The second fortuitous flight occurred almost exactly four months later when a different superstitious passenger at a different airport had a remarkably similar and equally ill-advised pre-fight ritual in mind. This time, a 76-year-old Lucky Air (honestly) passenger was serendipitously spotted tossing coins at the plane’s engine as the flight boarded at Anqing Tianzhushan Airport (AQG). Fortunately, the potential foreign object damage from the metal coins was identified while the aircraft was on the ground. Unfortunately, the plane was then forced to remain on the ground for several hours while airline workers throughly inspected the engines.
Few people would fault the Worst Passenger of 2017 for attempting to confirm a nagging suspicion that her husband was keeping a secret, but when her mid-flight snooping led to an unwelcome discovery, her marital issues became a problem for every passenger aboard a Qatar Airways flight from Hamad International Airport (DOH) to Bali Denpasar International Airport (DPS) which would eventually be forced to divert to Chennai International Airport (MAA).
The Iranian woman’s ad hoc detective work was ingenious. Unfortunately, once she used her husband’s own finger to unlock his mobile phone, the incriminating communications she discovered between her spouse and his mistress caused her to lose sight of whatever endgame she had planned.

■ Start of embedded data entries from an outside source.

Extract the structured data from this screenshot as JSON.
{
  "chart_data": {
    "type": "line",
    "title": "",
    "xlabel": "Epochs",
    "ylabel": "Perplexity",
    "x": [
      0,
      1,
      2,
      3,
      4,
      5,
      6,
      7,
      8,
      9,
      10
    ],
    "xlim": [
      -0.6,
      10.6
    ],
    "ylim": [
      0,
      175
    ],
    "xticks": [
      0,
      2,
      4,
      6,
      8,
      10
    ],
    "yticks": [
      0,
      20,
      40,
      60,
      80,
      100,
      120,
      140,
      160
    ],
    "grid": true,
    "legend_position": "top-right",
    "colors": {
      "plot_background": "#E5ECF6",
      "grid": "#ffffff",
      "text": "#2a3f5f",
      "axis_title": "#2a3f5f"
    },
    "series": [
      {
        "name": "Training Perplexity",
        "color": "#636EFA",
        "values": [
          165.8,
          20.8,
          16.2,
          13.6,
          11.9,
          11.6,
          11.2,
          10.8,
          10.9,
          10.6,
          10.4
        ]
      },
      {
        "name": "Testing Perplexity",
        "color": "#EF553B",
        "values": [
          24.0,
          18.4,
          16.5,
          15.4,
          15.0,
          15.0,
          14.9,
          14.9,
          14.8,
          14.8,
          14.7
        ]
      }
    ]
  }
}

A bitter argument soon ensued, during which the scorned wife reportedly struck her cheating husband repeatedly. Apparently, the escalating squabble soon became much more than just a simple marital spat, because the captain decided that it would not be safe to continue on to the final destination even after the couple had been separated.
The husband and wife, along with their child, were escorted form the plane when it landed in India. According to officials, once an icy détente was reached, the family was permitted to complete their journey on another airline.
“The family spent the day at Chennai airport and was sent to Kuala Lumpur by a Batik Air flight,” airport officials told reporters.“No police action was taken.”
It seems the family managed the unlikely feat of both being responsible for causing an international flight to make an emergency landing and at the same time avoiding serious legal repercussions. It seems highly unlikely, however, that anyone involved will be counting their blessings anytime soon.